Beyond Summaries: Structure-Aware Labeling of Code Changes with Large Language Models
Bar Weiss, Antonio Abu-Nassar, Adi Sosnovich, Karen Yorav
Key claim
LLM-based labeling significantly improves code review efficiency.
This paper presents a new approach to improve code review efficiency by using large language models to label code changes in patches. The proposed method achieves high recall and precision, suggesting it can effectively enhance traditional static analysis workflows.
The paper introduces a novel two-stage pipeline for taxonomy-based labeling of code changes, extending LLM applications in code review.
The evaluation of multiple LLMs on a curated benchmark supports the claims with solid experimental validation.

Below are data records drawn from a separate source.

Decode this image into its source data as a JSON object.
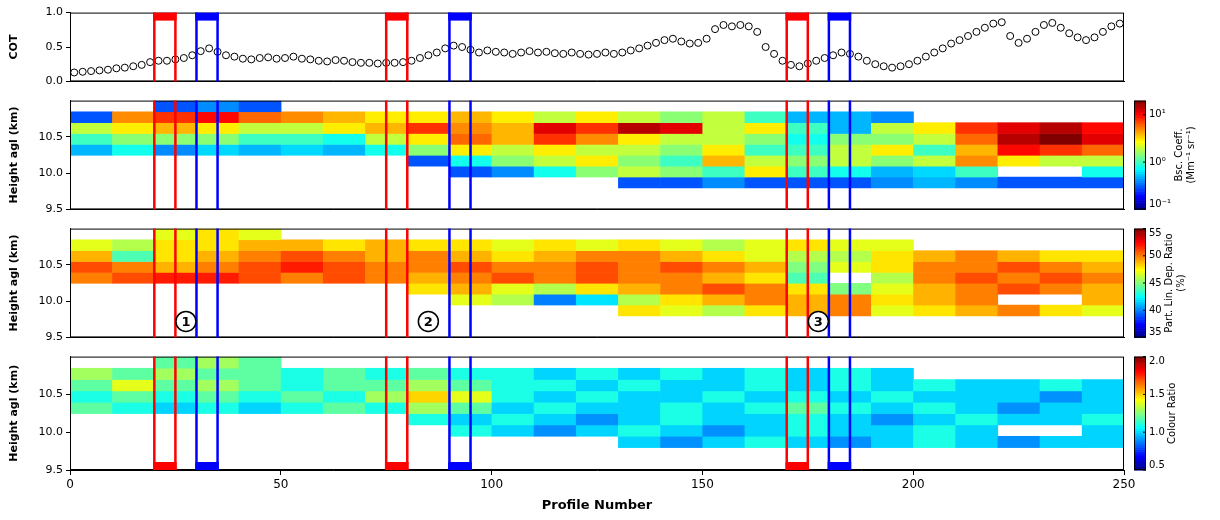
{
  "chart_data": [
    {
      "type": "scatter",
      "y_label": "COT",
      "tick_labels": "y",
      "marker": "circle",
      "color": "#000000",
      "xlim": [
        0,
        250
      ],
      "xticks": [
        0,
        50,
        100,
        150,
        200,
        250
      ],
      "ylim": [
        0,
        1
      ],
      "yticks": [
        {
          "value": 0,
          "label": "0.0"
        },
        0.5,
        {
          "value": 1,
          "label": "1.0"
        }
      ],
      "x": [
        1,
        3,
        5,
        7,
        9,
        11,
        13,
        15,
        17,
        19,
        21,
        23,
        25,
        27,
        29,
        31,
        33,
        35,
        37,
        39,
        41,
        43,
        45,
        47,
        49,
        51,
        53,
        55,
        57,
        59,
        61,
        63,
        65,
        67,
        69,
        71,
        73,
        75,
        77,
        79,
        81,
        83,
        85,
        87,
        89,
        91,
        93,
        95,
        97,
        99,
        101,
        103,
        105,
        107,
        109,
        111,
        113,
        115,
        117,
        119,
        121,
        123,
        125,
        127,
        129,
        131,
        133,
        135,
        137,
        139,
        141,
        143,
        145,
        147,
        149,
        151,
        153,
        155,
        157,
        159,
        161,
        163,
        165,
        167,
        169,
        171,
        173,
        175,
        177,
        179,
        181,
        183,
        185,
        187,
        189,
        191,
        193,
        195,
        197,
        199,
        201,
        203,
        205,
        207,
        209,
        211,
        213,
        215,
        217,
        219,
        221,
        223,
        225,
        227,
        229,
        231,
        233,
        235,
        237,
        239,
        241,
        243,
        245,
        247,
        249
      ],
      "values": [
        0.13,
        0.14,
        0.15,
        0.16,
        0.17,
        0.19,
        0.2,
        0.22,
        0.24,
        0.28,
        0.3,
        0.3,
        0.32,
        0.34,
        0.38,
        0.44,
        0.48,
        0.43,
        0.38,
        0.36,
        0.33,
        0.32,
        0.34,
        0.35,
        0.33,
        0.34,
        0.36,
        0.33,
        0.32,
        0.3,
        0.29,
        0.31,
        0.3,
        0.28,
        0.27,
        0.27,
        0.26,
        0.27,
        0.27,
        0.28,
        0.3,
        0.34,
        0.38,
        0.42,
        0.48,
        0.52,
        0.5,
        0.46,
        0.42,
        0.45,
        0.43,
        0.42,
        0.4,
        0.42,
        0.44,
        0.42,
        0.43,
        0.41,
        0.4,
        0.42,
        0.4,
        0.39,
        0.4,
        0.42,
        0.4,
        0.42,
        0.45,
        0.48,
        0.52,
        0.56,
        0.6,
        0.62,
        0.58,
        0.55,
        0.56,
        0.62,
        0.76,
        0.82,
        0.8,
        0.82,
        0.8,
        0.72,
        0.5,
        0.4,
        0.3,
        0.24,
        0.22,
        0.26,
        0.3,
        0.34,
        0.38,
        0.42,
        0.4,
        0.36,
        0.3,
        0.25,
        0.22,
        0.2,
        0.22,
        0.25,
        0.3,
        0.36,
        0.42,
        0.48,
        0.55,
        0.6,
        0.66,
        0.72,
        0.78,
        0.84,
        0.86,
        0.66,
        0.56,
        0.62,
        0.72,
        0.82,
        0.85,
        0.78,
        0.7,
        0.64,
        0.6,
        0.64,
        0.72,
        0.8,
        0.84
      ]
    },
    {
      "type": "heatmap",
      "y_label": "Height agl (km)",
      "tick_labels": "y",
      "xlim": [
        0,
        250
      ],
      "xticks": [
        0,
        50,
        100,
        150,
        200,
        250
      ],
      "ylim": [
        9.5,
        11.0
      ],
      "yticks": [
        9.5,
        {
          "value": 10,
          "label": "10.0"
        },
        10.5
      ],
      "x_bins": [
        0,
        10,
        20,
        30,
        40,
        50,
        60,
        70,
        80,
        90,
        100,
        110,
        120,
        130,
        140,
        150,
        160,
        170,
        180,
        190,
        200,
        210,
        220,
        230,
        240,
        250
      ],
      "y_bins": [
        9.8,
        9.95,
        10.1,
        10.25,
        10.4,
        10.55,
        10.7,
        10.85,
        11.0
      ],
      "cells": [
        [
          null,
          null,
          null,
          null,
          null,
          null,
          null,
          null,
          null,
          null,
          null,
          null,
          null,
          0.3,
          0.3,
          0.4,
          0.3,
          0.3,
          0.3,
          0.4,
          0.5,
          0.4,
          0.3,
          0.3,
          0.3
        ],
        [
          null,
          null,
          null,
          null,
          null,
          null,
          null,
          null,
          null,
          0.3,
          0.4,
          0.8,
          1.5,
          2,
          1.5,
          1,
          3,
          1,
          0.8,
          0.5,
          0.6,
          1,
          null,
          null,
          0.8
        ],
        [
          null,
          null,
          null,
          null,
          null,
          null,
          null,
          null,
          0.3,
          0.8,
          1.5,
          2,
          3,
          1.5,
          1,
          4,
          2,
          1.5,
          2,
          1.5,
          2,
          5,
          3,
          2,
          2
        ],
        [
          0.5,
          0.8,
          0.4,
          0.6,
          0.5,
          0.6,
          0.5,
          0.8,
          1.5,
          3,
          2,
          3,
          2,
          2,
          1.5,
          3,
          1,
          1,
          2,
          3,
          1,
          4,
          10,
          8,
          6
        ],
        [
          1,
          1.5,
          1.5,
          1.5,
          1,
          1,
          0.8,
          2,
          3,
          6,
          4,
          8,
          5,
          3,
          2,
          2,
          1.5,
          0.8,
          1.5,
          1.5,
          2,
          6,
          15,
          20,
          12
        ],
        [
          2,
          3,
          4,
          3,
          2,
          2,
          3,
          4,
          8,
          5,
          4,
          12,
          8,
          15,
          12,
          2,
          3,
          1,
          0.5,
          2,
          3,
          8,
          12,
          15,
          10
        ],
        [
          0.3,
          5,
          8,
          10,
          6,
          5,
          4,
          3,
          3,
          4,
          3,
          2,
          3,
          2,
          1.5,
          2,
          1,
          0.5,
          0.5,
          0.4,
          null,
          null,
          null,
          null,
          null
        ],
        [
          null,
          null,
          0.3,
          0.4,
          0.3,
          null,
          null,
          null,
          null,
          null,
          null,
          null,
          null,
          null,
          null,
          null,
          null,
          null,
          null,
          null,
          null,
          null,
          null,
          null,
          null
        ]
      ],
      "colorbar": {
        "label": "Bsc. Coeff. (Mm⁻¹ sr⁻¹)",
        "log": true,
        "range": [
          0.1,
          20
        ],
        "ticks": [
          {
            "value": 0.1,
            "label": "10⁻¹"
          },
          {
            "value": 1,
            "label": "10⁰"
          },
          {
            "value": 10,
            "label": "10¹"
          }
        ]
      }
    },
    {
      "type": "heatmap",
      "y_label": "Height agl (km)",
      "tick_labels": "y",
      "xlim": [
        0,
        250
      ],
      "xticks": [
        0,
        50,
        100,
        150,
        200,
        250
      ],
      "ylim": [
        9.5,
        11.0
      ],
      "yticks": [
        9.5,
        {
          "value": 10,
          "label": "10.0"
        },
        10.5
      ],
      "x_bins": [
        0,
        10,
        20,
        30,
        40,
        50,
        60,
        70,
        80,
        90,
        100,
        110,
        120,
        130,
        140,
        150,
        160,
        170,
        180,
        190,
        200,
        210,
        220,
        230,
        240,
        250
      ],
      "y_bins": [
        9.8,
        9.95,
        10.1,
        10.25,
        10.4,
        10.55,
        10.7,
        10.85,
        11.0
      ],
      "cells": [
        [
          null,
          null,
          null,
          null,
          null,
          null,
          null,
          null,
          null,
          null,
          null,
          null,
          null,
          48,
          47,
          46,
          48,
          49,
          50,
          47,
          48,
          49,
          50,
          48,
          47
        ],
        [
          null,
          null,
          null,
          null,
          null,
          null,
          null,
          null,
          null,
          47,
          46,
          40,
          42,
          46,
          48,
          49,
          50,
          49,
          50,
          48,
          49,
          50,
          null,
          null,
          49
        ],
        [
          null,
          null,
          null,
          null,
          null,
          null,
          null,
          null,
          48,
          49,
          47,
          46,
          48,
          49,
          50,
          51,
          50,
          48,
          45,
          47,
          49,
          50,
          51,
          50,
          49
        ],
        [
          50,
          51,
          52,
          52,
          51,
          50,
          51,
          50,
          49,
          50,
          51,
          50,
          51,
          50,
          50,
          49,
          48,
          44,
          null,
          46,
          50,
          51,
          50,
          51,
          50
        ],
        [
          51,
          50,
          49,
          50,
          51,
          52,
          51,
          50,
          50,
          51,
          50,
          50,
          51,
          50,
          51,
          50,
          49,
          45,
          47,
          48,
          50,
          50,
          51,
          50,
          49
        ],
        [
          49,
          44,
          48,
          49,
          50,
          51,
          50,
          49,
          50,
          49,
          48,
          49,
          50,
          50,
          49,
          48,
          47,
          46,
          46,
          48,
          49,
          50,
          49,
          48,
          48
        ],
        [
          47,
          46,
          48,
          48,
          49,
          49,
          48,
          49,
          48,
          48,
          47,
          48,
          47,
          48,
          47,
          46,
          47,
          48,
          47,
          47,
          null,
          null,
          null,
          null,
          null
        ],
        [
          null,
          null,
          47,
          48,
          47,
          null,
          null,
          null,
          null,
          null,
          null,
          null,
          null,
          null,
          null,
          null,
          null,
          null,
          null,
          null,
          null,
          null,
          null,
          null,
          null
        ]
      ],
      "annotations": [
        {
          "text": "1",
          "x": 27.5,
          "y": 9.72
        },
        {
          "text": "2",
          "x": 85,
          "y": 9.72
        },
        {
          "text": "3",
          "x": 177.5,
          "y": 9.72
        }
      ],
      "colorbar": {
        "label": "Part. Lin. Dep. Ratio (%)",
        "range": [
          35,
          55
        ],
        "ticks": [
          35,
          40,
          45,
          50,
          55
        ]
      }
    },
    {
      "type": "heatmap",
      "y_label": "Height agl (km)",
      "x_label": "Profile Number",
      "xlim": [
        0,
        250
      ],
      "xticks": [
        0,
        50,
        100,
        150,
        200,
        250
      ],
      "ylim": [
        9.5,
        11.0
      ],
      "yticks": [
        9.5,
        {
          "value": 10,
          "label": "10.0"
        },
        10.5
      ],
      "x_bins": [
        0,
        10,
        20,
        30,
        40,
        50,
        60,
        70,
        80,
        90,
        100,
        110,
        120,
        130,
        140,
        150,
        160,
        170,
        180,
        190,
        200,
        210,
        220,
        230,
        240,
        250
      ],
      "y_bins": [
        9.8,
        9.95,
        10.1,
        10.25,
        10.4,
        10.55,
        10.7,
        10.85,
        11.0
      ],
      "cells": [
        [
          null,
          null,
          null,
          null,
          null,
          null,
          null,
          null,
          null,
          null,
          null,
          null,
          null,
          1.0,
          0.9,
          1.0,
          1.1,
          1.0,
          0.9,
          1.0,
          1.1,
          1.0,
          0.9,
          1.0,
          1.0
        ],
        [
          null,
          null,
          null,
          null,
          null,
          null,
          null,
          null,
          null,
          1.1,
          1.0,
          0.9,
          1.0,
          1.1,
          1.0,
          0.9,
          1.0,
          1.1,
          1.0,
          1.0,
          1.1,
          1.0,
          null,
          null,
          1.0
        ],
        [
          null,
          null,
          null,
          null,
          null,
          null,
          null,
          null,
          1.1,
          1.0,
          1.1,
          1.0,
          0.9,
          1.0,
          1.1,
          1.0,
          1.0,
          1.1,
          1.0,
          0.9,
          1.0,
          1.1,
          1.0,
          1.0,
          1.1
        ],
        [
          1.2,
          1.1,
          1.0,
          1.1,
          1.0,
          1.1,
          1.2,
          1.1,
          1.3,
          1.2,
          1.0,
          1.1,
          1.0,
          1.0,
          1.1,
          1.0,
          1.1,
          1.2,
          1.1,
          1.0,
          1.1,
          1.0,
          0.9,
          1.0,
          1.0
        ],
        [
          1.1,
          1.2,
          1.1,
          1.2,
          1.1,
          1.2,
          1.1,
          1.3,
          1.5,
          1.4,
          1.1,
          1.0,
          1.1,
          1.0,
          1.0,
          1.1,
          1.0,
          1.1,
          1.0,
          1.1,
          1.0,
          1.0,
          1.0,
          0.9,
          1.0
        ],
        [
          1.2,
          1.4,
          1.2,
          1.3,
          1.2,
          1.1,
          1.2,
          1.2,
          1.3,
          1.2,
          1.1,
          1.1,
          1.0,
          1.1,
          1.0,
          1.0,
          1.1,
          1.0,
          1.1,
          1.0,
          1.1,
          1.0,
          1.0,
          1.1,
          1.0
        ],
        [
          1.3,
          1.2,
          1.3,
          1.2,
          1.2,
          1.1,
          1.2,
          1.1,
          1.2,
          1.1,
          1.1,
          1.0,
          1.1,
          1.0,
          1.1,
          1.0,
          1.1,
          1.0,
          1.1,
          1.0,
          null,
          null,
          null,
          null,
          null
        ],
        [
          null,
          null,
          1.2,
          1.3,
          1.2,
          null,
          null,
          null,
          null,
          null,
          null,
          null,
          null,
          null,
          null,
          null,
          null,
          null,
          null,
          null,
          null,
          null,
          null,
          null,
          null
        ]
      ],
      "colorbar": {
        "label": "Colour Ratio",
        "range": [
          0.5,
          2.0
        ],
        "ticks": [
          0.5,
          {
            "value": 1,
            "label": "1.0"
          },
          1.5,
          {
            "value": 2,
            "label": "2.0"
          }
        ]
      }
    }
  ],
  "highlight_boxes": [
    {
      "x": [
        20,
        25
      ],
      "color": "#ff0000"
    },
    {
      "x": [
        30,
        35
      ],
      "color": "#0000ff"
    },
    {
      "x": [
        75,
        80
      ],
      "color": "#ff0000"
    },
    {
      "x": [
        90,
        95
      ],
      "color": "#0000ff"
    },
    {
      "x": [
        170,
        175
      ],
      "color": "#ff0000"
    },
    {
      "x": [
        180,
        185
      ],
      "color": "#0000ff"
    }
  ]
}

Deep reliability assessment
The methodology supports the effective labeling of code changes using LLMs, but it may overclaim the generalizability of results across all programming languages and change types due to the limited dataset used for evaluation.
Reproducibility
Yes, the dataset is manually curated and includes both natural and synthetic patches, but the code repository is not mentioned.
Discussion questions
- What assumptions are made about the language-agnostic capabilities of the LLMs in diverse programming environments?
- How can the findings be practically applied to improve existing code review processes in software development teams?
- What specific conditions or changes in the dataset would lead to a significant drop in the reported performance metrics?
Key figure
Figure 1 illustrates the labeling process of diff hunks, showing how labels are assigned based on the changes detected in the code.